A corto y medio plazo, ve incluso el peligro de una desmoralización en la magistratura, hasta ahora muy activa contra los preparativos del referéndum prohibido: “es posible que los jueces sean reacios (a seguir actuando), o al menos tengan disgusto, porque han hecho su trabajo y no ha servido de nada”.

“Se han prestado a encausar a algunas personalidades por delito penal, están haciendo su trabajo, y sin embargo lo que ha prendido en la opinión pública internacional son las imágenes de la represión física”, añade.

“Hay una desobediencia abierta y la prueba de ello es la celebración de esa movilización o referéndum”, reconoce Luis Rodríguez Vega, portavoz en Cataluña de la Asociación Profesional de la Magistratura.

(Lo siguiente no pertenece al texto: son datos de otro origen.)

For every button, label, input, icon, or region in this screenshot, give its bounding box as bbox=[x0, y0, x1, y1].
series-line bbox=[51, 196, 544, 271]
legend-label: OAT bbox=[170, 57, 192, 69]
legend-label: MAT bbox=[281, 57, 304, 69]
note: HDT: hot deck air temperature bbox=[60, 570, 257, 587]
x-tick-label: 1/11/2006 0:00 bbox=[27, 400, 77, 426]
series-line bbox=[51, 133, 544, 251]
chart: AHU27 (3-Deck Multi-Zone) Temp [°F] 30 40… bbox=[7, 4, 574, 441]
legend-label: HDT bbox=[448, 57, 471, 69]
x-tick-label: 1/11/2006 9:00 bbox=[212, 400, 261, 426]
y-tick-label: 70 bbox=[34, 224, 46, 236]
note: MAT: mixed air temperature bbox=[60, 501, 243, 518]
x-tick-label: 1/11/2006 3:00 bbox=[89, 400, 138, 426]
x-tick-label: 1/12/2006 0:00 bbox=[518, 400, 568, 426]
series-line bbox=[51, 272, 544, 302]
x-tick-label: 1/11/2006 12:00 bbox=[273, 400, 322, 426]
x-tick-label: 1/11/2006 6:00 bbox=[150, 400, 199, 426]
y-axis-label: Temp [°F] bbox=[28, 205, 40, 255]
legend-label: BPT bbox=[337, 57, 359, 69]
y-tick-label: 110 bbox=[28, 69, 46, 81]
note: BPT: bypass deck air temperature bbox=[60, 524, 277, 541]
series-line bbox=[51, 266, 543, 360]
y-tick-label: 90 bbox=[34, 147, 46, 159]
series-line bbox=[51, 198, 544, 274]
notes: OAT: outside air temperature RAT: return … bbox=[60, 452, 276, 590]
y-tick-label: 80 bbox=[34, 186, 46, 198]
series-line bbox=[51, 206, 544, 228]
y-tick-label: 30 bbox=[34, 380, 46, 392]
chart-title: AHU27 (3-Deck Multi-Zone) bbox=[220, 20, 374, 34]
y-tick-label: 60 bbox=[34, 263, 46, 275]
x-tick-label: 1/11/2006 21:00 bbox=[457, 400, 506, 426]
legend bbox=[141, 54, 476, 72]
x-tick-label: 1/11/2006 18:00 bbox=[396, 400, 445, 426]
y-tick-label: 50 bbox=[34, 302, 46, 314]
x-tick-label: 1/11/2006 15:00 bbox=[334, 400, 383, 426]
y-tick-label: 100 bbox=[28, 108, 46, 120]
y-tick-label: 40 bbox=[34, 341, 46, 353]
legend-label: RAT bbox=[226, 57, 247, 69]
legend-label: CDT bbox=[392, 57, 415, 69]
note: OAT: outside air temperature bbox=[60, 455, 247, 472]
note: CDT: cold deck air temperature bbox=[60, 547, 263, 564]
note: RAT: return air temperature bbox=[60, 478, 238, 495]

No cree que el Estado “haya perdido el control”, pero admite que está “ejecutando las resoluciones con dificultades”, ante lo que califica de “dictadura de unas instituciones regionales”, que “no admiten límite constitucional ni límite de los tribunales”.

– Piden acción política –

Más allá de la presión callejera o la desobediencia institucional, son muchos los que critican que el gobierno de Rajoy se haya parapetado en la justicia para afrontar el desafío soberanista catalán.

Emilio Fernández, presidente de la Unión Progresista de Fiscales (UPF), afirmó en ese sentido que ante la “desobediencia” del gobierno catalán “no puede dejarse este problema exclusivamente en manos de la justicia, es decir de jueces y fiscales”.

“Esto no se soluciona a base de jueces, fiscales y policías”, coincide Javier Pérez Royo.

Del lado policial, José Cobo, portavoz de la Asociación Española de Guardias Civiles (AEGC), denuncia que los agentes se encontraron el domingo ante una trampa que traducía toda la dificultad política e institucional del momento.

“Si les dejas que lo hagan (el referéndum), estás incumpliendo tu mandato. Y si envías policía para impedirlo, estás reprimiendo. Quizás se habría podido enviar más policía, pero hagas lo que hagas, vas a perder”, afirma.